Uma operação envolvendo um jornalista maranhense e, posteriormente, a pessoa apontada porquê sua nascente voltou a provocar discussões sobre os limites das investigações e a proteção constitucional ao sigilo da nascente jornalística.
O caso envolve o jornalista Luís Pablo Conceição Almeida, que teve celular e notebook apreendidos por lei do ministro Alexandre de Moraes, do Supremo Tribunal Federalista (STF). Segundo o material publicado pelo Jornal da Cidade Online, as medidas ocorreram depois reportagens relacionadas ao suposto uso irregular de veículos oficiais do Tribunal de Justiça do Maranhão por familiares do ministro Flávio Dino.
Manadeira identificada depois estudo dos equipamentos
De conformidade com a publicação, a estudo dos equipamentos apreendidos teria permitido identificar Raimundo Cutrim, representante emérito da Polícia Federalista, ex-secretário de Segurança e ex-deputado estadual, porquê a pessoa que teria fornecido informações ao jornalista.
Nesta terça-feira (11), Cutrim também foi claro de uma operação de procura e inquietação. Conforme o texto, a medida foi solicitada pela Polícia Federalista e contou com aval da Procuradoria-Universal da República, sob a justificativa de uma suposta perseguição e prenúncio à segurança de Flávio Dino.
O incidente labareda atenção porque a investigação sobre a nascente surgiu a partir da estudo dos equipamentos do jornalista. Ao mesmo tempo, o material afirma que a denúncia que deu origem às reportagens — relacionada aos veículos oficiais — não teria recebido, até o momento, uma apuração pública conhecida.

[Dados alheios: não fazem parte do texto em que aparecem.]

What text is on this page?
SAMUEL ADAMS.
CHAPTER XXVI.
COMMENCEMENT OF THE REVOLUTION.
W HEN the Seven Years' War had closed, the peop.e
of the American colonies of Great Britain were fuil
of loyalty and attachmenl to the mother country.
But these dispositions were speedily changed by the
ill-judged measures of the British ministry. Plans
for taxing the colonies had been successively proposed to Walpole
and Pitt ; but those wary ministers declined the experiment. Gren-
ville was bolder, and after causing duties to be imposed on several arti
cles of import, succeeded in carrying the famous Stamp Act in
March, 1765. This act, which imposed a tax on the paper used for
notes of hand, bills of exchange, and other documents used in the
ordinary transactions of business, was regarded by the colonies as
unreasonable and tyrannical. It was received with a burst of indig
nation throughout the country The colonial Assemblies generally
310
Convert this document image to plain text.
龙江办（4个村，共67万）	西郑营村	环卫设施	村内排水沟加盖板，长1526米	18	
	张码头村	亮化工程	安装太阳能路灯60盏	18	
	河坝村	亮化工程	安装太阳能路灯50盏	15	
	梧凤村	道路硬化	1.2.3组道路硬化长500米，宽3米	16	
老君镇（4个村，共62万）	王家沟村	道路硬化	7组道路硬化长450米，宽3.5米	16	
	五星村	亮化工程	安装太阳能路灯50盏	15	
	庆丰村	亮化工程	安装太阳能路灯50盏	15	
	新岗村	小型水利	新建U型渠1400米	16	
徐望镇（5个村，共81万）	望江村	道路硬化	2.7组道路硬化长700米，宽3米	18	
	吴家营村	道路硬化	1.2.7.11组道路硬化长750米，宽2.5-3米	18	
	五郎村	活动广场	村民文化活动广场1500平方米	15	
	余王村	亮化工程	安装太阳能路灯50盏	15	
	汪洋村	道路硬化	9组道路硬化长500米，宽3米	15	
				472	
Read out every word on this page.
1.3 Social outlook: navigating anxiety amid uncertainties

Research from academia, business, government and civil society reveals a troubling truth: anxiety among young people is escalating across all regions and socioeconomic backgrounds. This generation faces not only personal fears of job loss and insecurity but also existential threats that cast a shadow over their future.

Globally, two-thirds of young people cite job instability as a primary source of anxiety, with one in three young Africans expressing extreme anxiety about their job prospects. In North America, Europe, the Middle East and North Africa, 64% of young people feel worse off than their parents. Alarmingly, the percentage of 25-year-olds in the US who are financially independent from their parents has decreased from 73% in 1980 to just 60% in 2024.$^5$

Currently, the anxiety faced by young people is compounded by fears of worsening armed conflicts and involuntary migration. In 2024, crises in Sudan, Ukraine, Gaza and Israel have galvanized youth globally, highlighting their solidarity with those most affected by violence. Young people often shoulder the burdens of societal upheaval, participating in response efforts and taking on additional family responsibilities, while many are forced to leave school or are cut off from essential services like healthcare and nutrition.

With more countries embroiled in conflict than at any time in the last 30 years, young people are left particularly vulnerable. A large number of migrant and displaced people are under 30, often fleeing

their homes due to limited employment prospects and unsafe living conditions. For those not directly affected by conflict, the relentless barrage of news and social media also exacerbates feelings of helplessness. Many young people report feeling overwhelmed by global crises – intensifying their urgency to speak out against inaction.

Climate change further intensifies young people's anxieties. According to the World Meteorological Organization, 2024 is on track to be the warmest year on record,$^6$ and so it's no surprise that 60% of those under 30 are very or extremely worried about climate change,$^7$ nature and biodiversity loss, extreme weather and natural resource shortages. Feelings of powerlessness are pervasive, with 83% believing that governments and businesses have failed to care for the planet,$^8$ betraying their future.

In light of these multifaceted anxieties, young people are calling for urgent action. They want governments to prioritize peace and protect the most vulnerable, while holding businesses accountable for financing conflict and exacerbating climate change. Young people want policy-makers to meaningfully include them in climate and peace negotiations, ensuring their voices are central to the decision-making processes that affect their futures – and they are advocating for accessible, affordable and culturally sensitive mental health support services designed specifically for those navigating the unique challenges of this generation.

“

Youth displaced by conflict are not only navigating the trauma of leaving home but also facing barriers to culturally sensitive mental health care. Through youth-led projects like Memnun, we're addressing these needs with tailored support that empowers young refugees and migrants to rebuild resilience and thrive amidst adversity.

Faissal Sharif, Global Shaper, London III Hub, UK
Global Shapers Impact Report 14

Debate sobre liberdade de prensa
O item destaca que a Constituição Federalista assegura o sigilo da nascente quando necessário ao treino profissional do jornalismo. A proteção é considerada um dos instrumentos fundamentais para que jornalistas possam obter informações e investigar fatos envolvendo autoridades e instituições.
Isso não significa, porém, que jornalistas ou fontes estejam supra da lei. Caso existam indícios de crimes, a investigação pode ocorrer dentro dos limites legais, com apresentação de provas, recta de resguardo e devido processo.
A controvérsia está justamente em mandar até que ponto uma investigação pode seguir sobre a relação entre jornalista e nascente sem comprometer a proteção constitucional destinada à atividade jornalística.
O caso também ganhou dimensão institucional porque, segundo a publicação, a decisão foi tomada no contextura do próprio STF, envolvendo uma investigação relacionada a informações que diziam saudação a um integrante da Galanteio.
O que está em discussão
A principal questão levantada pelo incidente é se a identificação de uma nascente jornalística por meio da inquietação e estudo de equipamentos de um profissional pode simbolizar uma prenúncio ao sigilo protegido pela Constituição.
O texto publicado pelo Jornal da Cidade Online sustenta que a liberdade de prensa precisa ser aplicada independentemente de preferências políticas, defendendo que a proteção aos jornalistas deve subsistir também quando as informações divulgadas atingem autoridades ou grupos políticos poderosos.
Por outro lado, eventual investigação sobre ameaças ou outros crimes atribuídos à nascente deve ser analisada com base em evidências e respeitando as garantias legais. A existência de uma investigação ou de uma procura e inquietação, por si só, não significa que os envolvidos tenham cometido delito.
O caso agora coloca novamente no meio do debate a relação entre poder estatal, investigação criminal, sigilo da nascente e liberdade de prensa — uma discussão que deverá continuar à medida que novas informações sobre as medidas forem divulgadas.